第 † 章「世ハ闇ニ満チテ 〜Despairing Darkness・1〜 福音」
どこをどう逃げるかは、あらかじめ決めていた。だから盗った後はただひたすらに、走った。
裏路地を覆い尽くす闇は、地面にへばりついた吐瀉物や汚物すら溶かして見えなくしてしまう。逃げる立場にある俺には、好都合だ。
細く長く、多くの横道を持つ裏路地の地理は頭に入っている。もっとも、テロやその後数日経って崩壊する建物のせいでその地理も日々書き換える必要があるのだが。
バイヤーの集会に使われる廃屋の横を通り過ぎる。年齢はバラバラだがこの区画においては特徴の無い数人の男が中にいる。生きることを放棄したような様相のくせにやたら瞳だけはぎらつかせた、そんな連中だ。俺も大差はない。そいつらが、全力で走り抜けていく俺を見て奇異の視線を送ってきた。

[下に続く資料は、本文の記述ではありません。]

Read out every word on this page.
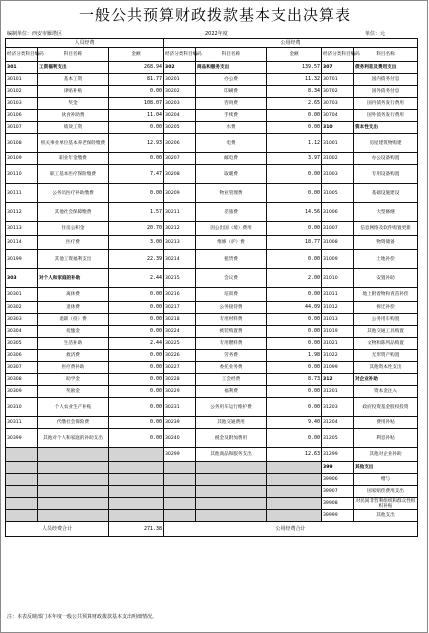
一般公共预算财政拨款基本支出决算表
编制单位：西安市雁塔区	2022年度	单位：元
人员经费			公用经费				
经济分类科目编码	科目名称	金额	经济分类科目编码	科目名称	金额	经济分类科目编码	科目名称
301	工资福利支出	268.94	302	商品和服务支出	139.57	307	债务利息及费用支出
30101	基本工资	81.77	30201	办公费	11.32	30701	国内债务付息
30102	津贴补贴	0.00	30202	印刷费	8.34	30702	国外债务付息
30103	奖金	108.07	30203	咨询费	2.65	30703	国内债务发行费用
30106	伙食补助费	11.04	30204	手续费	0.00	30704	国外债务发行费用
30107	绩效工资	0.00	30205	水费	0.00	310	资本性支出
30108	机关事业单位基本养老保险缴费	12.93	30206	电费	1.12	31001	房屋建筑物购建
30109	职业年金缴费	0.00	30207	邮电费	3.97	31002	办公设备购置
30110	职工基本医疗保险缴费	7.47	30208	取暖费	0.00	31003	专用设备购置
30111	公务员医疗补助缴费	0.00	30209	物业管理费	0.00	31005	基础设施建设
30112	其他社会保障缴费	1.57	30211	差旅费	14.56	31006	大型修缮
30113	住房公积金	20.70	30212	因公出国（境）费用	0.00	31007	信息网络及软件购置更新
30114	医疗费	3.00	30213	维修（护）费	18.77	31008	物资储备
30199	其他工资福利支出	22.39	30214	租赁费	0.00	31009	土地补偿
303	对个人和家庭的补助	2.44	30215	会议费	2.00	31010	安置补助
30301	离休费	0.00	30216	培训费	0.00	31011	地上附着物和青苗补偿
30302	退休费	0.00	30217	公务接待费	44.09	31012	拆迁补偿
30303	退职（役）费	0.00	30218	专用材料费	0.00	31013	公务用车购置
30304	抚恤金	0.00	30224	被装购置费	0.00	31019	其他交通工具购置
30305	生活补助	2.44	30225	专用燃料费	0.00	31021	文物和陈列品购置
30306	救济费	0.00	30226	劳务费	1.98	31022	无形资产购置
30307	医疗费补助	0.00	30227	委托业务费	0.00	31099	其他资本性支出
30308	助学金	0.00	30228	工会经费	8.73	312	对企业补助
30309	奖励金	0.00	30229	福利费	0.00	31201	资本金注入
30310	个人农业生产补贴	0.00	30231	公务用车运行维护费	0.00	31203	政府投资基金股权投资
30311	代缴社会保险费	0.00	30239	其他交通费用	9.40	31204	费用补贴
30399	其他对个人和家庭的补助支出	0.00	30240	税金及附加费用	0.00	31205	利息补贴
			30299	其他商品和服务支出	12.63	31299	其他对企业补助
						399	其他支出
						39906	赠与
						39907	国家赔偿费用支出
						39908	对民间非营利组织和群众性组织补贴
						39999	其他支出
人员经费合计		271.38	公用经费合计				
注：本表反映部门本年度一般公共预算财政拨款基本支出明细情况。
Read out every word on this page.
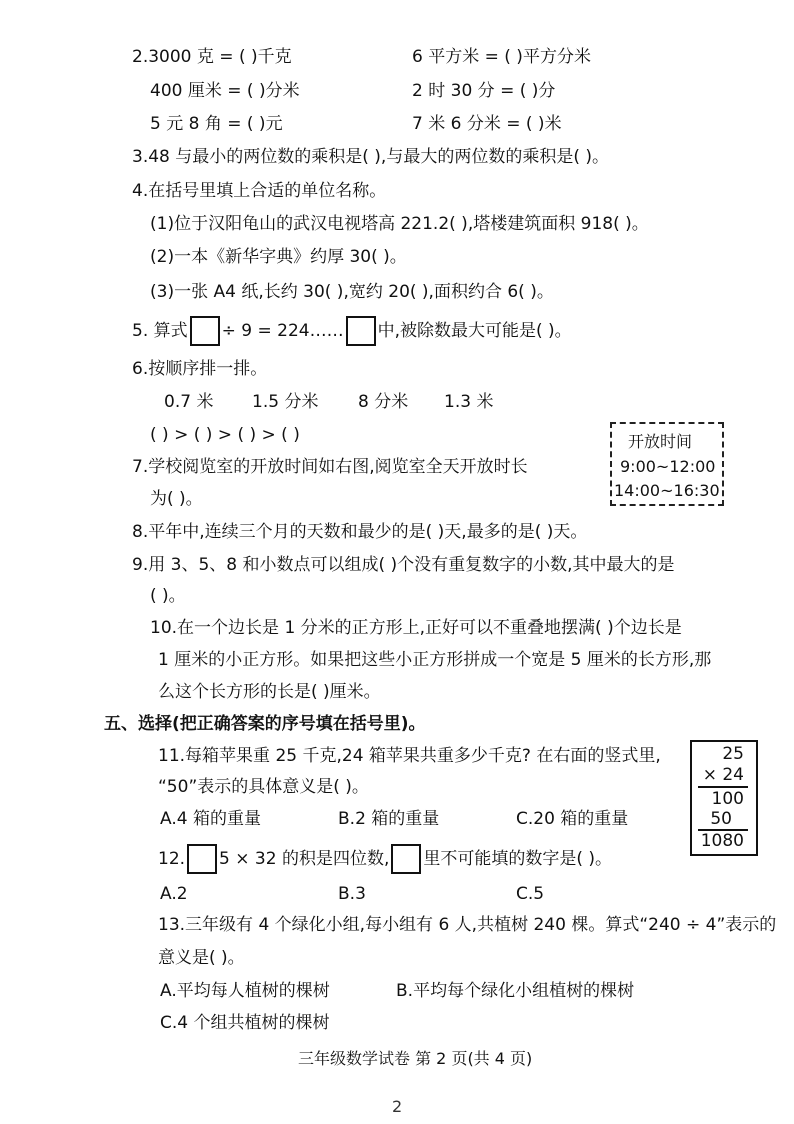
2.3000 克 = ( )千克	6 平方米 = ( )平方分米
400 厘米 = ( )分米	2 时 30 分 = ( )分
5 元 8 角 = ( )元	7 米 6 分米 = ( )米
3.48 与最小的两位数的乘积是( ),与最大的两位数的乘积是( )。
4.在括号里填上合适的单位名称。
(1)位于汉阳龟山的武汉电视塔高 221.2( ),塔楼建筑面积 918( )。
(2)一本《新华字典》约厚 30( )。
(3)一张 A4 纸,长约 30( ),宽约 20( ),面积约合 6( )。
5. 算式 ÷ 9 = 224…… 中,被除数最大可能是( )。
6.按顺序排一排。
0.7 米 1.5 分米 8 分米 1.3 米
( ) > ( ) > ( ) > ( )
7.学校阅览室的开放时间如右图,阅览室全天开放时长
为( )。
开放时间
9:00~12:00
14:00~16:30
8.平年中,连续三个月的天数和最少的是( )天,最多的是( )天。
9.用 3、5、8 和小数点可以组成( )个没有重复数字的小数,其中最大的是
( )。
10.在一个边长是 1 分米的正方形上,正好可以不重叠地摆满( )个边长是
1 厘米的小正方形。如果把这些小正方形拼成一个宽是 5 厘米的长方形,那
么这个长方形的长是( )厘米。
五、选择(把正确答案的序号填在括号里)。
11.每箱苹果重 25 千克,24 箱苹果共重多少千克? 在右面的竖式里,
“50”表示的具体意义是( )。
A.4 箱的重量	B.2 箱的重量	C.20 箱的重量
25
× 24
100
50
1080
12. 5 × 32 的积是四位数, 里不可能填的数字是( )。
A.2	B.3	C.5
13.三年级有 4 个绿化小组,每小组有 6 人,共植树 240 棵。算式“240 ÷ 4”表示的
意义是( )。
A.平均每人植树的棵树	B.平均每个绿化小组植树的棵树
C.4 个组共植树的棵树
三年级数学试卷 第 2 页(共 4 页)
2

この間隣の区画でデカいのをぶちかましたテロ屋の住居も、ルート上にあった。すでに居を移した可能性はあるが・・・ともかくここは格別物騒な区画なのだ。その分、俺が身を潜めるには都合がいい。
治安の悪さはトップクラス。それが俺の育った区画だ。
だから絶対に大丈夫。逃げ切れるはずだった。
路地裏に寝転がっていたヤク中が、俺の足を掴まなければ。
あいつはきっと、俺が盗ってきたモノがヤクか何かだと思ったのだろう。涎を垂らし澱んだ瞳で地面に腹這いになって、あいつは笑っていた。反吐が出るような、下世話な笑いだった。ヤクで、頭がアレになっているのだろう。自慢じゃないが、ヤクの類に手を出したことは無い。
腰に吊った皮の鞘から両刃のダガーを、抜いた勢いそのままに斬りつける。何の抵抗もなく、男の節くれ立った右手は手首から切断された。一応赤い血が、申し訳程度に散る。地面に滴り落ちたその血が、ぶくぶくと泡立ったことは気にしない。それがこの区画だ。
感覚がまだ残っているらしく、ソレは悲鳴らしきうめき声を上げた。それでも口元は不気味に引きつらせたまま、残った左手で追いすがろうとしてくる。
迷わず、顔面を踏み砕いて殺した。硬度としては、プラスティック程度だ。
右の眼球が飛んで路地裏に転がり、脳漿が靴底にへばりついた。しかし最期まで、鼻から上を失ってなおその気味の悪い笑みは口元から消えなかった。
足を掴まれて転んでから殺すまで、10秒もかかっていない。
それでも、致命的な遅れだった。
急ぎ逃げようとした瞬間に響いた、乾いた破裂音。拳銃だ。
弾は脇腹の辺りに命中した。悲鳴は噛み殺したが、焼けるような痛みで視界がブレる。
そうして俺は、本能だけで駆け出した。一歩踏み出すごとに汗が噴出し、血が溢れた。それでも駆けた。路地を曲がり、下り、また曲がり、よじ登り、駆けた。ダガーと、今日の“戦利品”である「特別なクスリ」の細長いビンをしっかり握ったまま。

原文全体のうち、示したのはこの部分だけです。